Open cesss opened this issue 4 years ago • 2 comments

I see that typetree.c hardcodes the size of standard types (char, short, int, float, etc...) to those of the typical x86_64 platforms... I feel this can be a cause for issues on some platforms if for some reason the host compiler has a different size for some of these types (which I guess can happen even if it's x86_64, because I don't think it's forbidden for a compiler to take, let's say, 4 bytes for short ints if it wishes to do so).

So, I believe lacc should have its own limits.h in the include/stdlib folder, because AFAIK the sizes of these types is compiler-specific rather than OS-specific.

Also, I suggest to list the sizes of these standard types at the toplevel readme.

cesss avatar Jan 17 '21 14:01 cesss

By the way, if I'd like to change the sizes of the standard types (obviously for using lacc in AST mode only, because generating assembly would require writing a new backend), is typetree.c the only place where I need to set the type sizes, or should I modify other files too?

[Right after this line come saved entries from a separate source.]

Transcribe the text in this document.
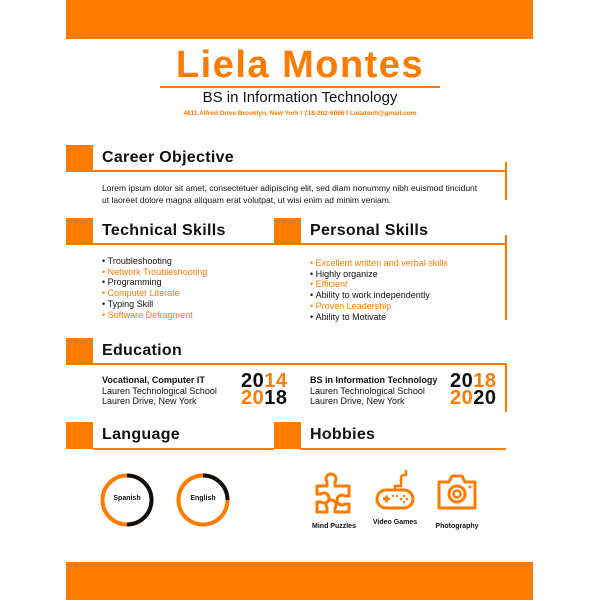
Liela Montes
BS in Information Technology
4811 Alfred Drive Brooklyn, New York I 718-202-6066 I Lielatech@gmail.com
Career Objective
Lorem ipsum dolor sit amet, consectetuer adipiscing elit, sed diam nonummy nibh euismod tincidunt ut laoreet dolore magna aliquam erat volutpat, ut wisi enim ad minim veniam.
Technical Skills
• Troubleshooting
• Network Troubleshooting
• Programming
• Computer Literate
• Typing Skill
• Software Defragment
Personal Skills
• Excellent written and verbal skills
• Highly organize
• Efficient
• Ability to work independently
• Proven Leadership
• Ability to Motivate
Education
Vocational, Computer IT
Lauren Technological School
Lauren Drive, New York
2014
2018
BS in Information Technology
Lauren Technological School
Lauren Drive, New York
2018
2020
Language
Spanish	English
Hobbies
Mind Puzzles
Video Games
Photography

cesss avatar Jan 17 '21 14:01 cesss

Regarding different type sizes, I think the correct way to look at this is to do a mapping closer to the front-end. If for example we want to have sizeof(long) = 4 instead of 8, then "long" should not map to T_LONG in lacc, but rather T_INT. I have thought about this, and for platform compatibility (for ex with windows) it is definitely something I want to look at at some point.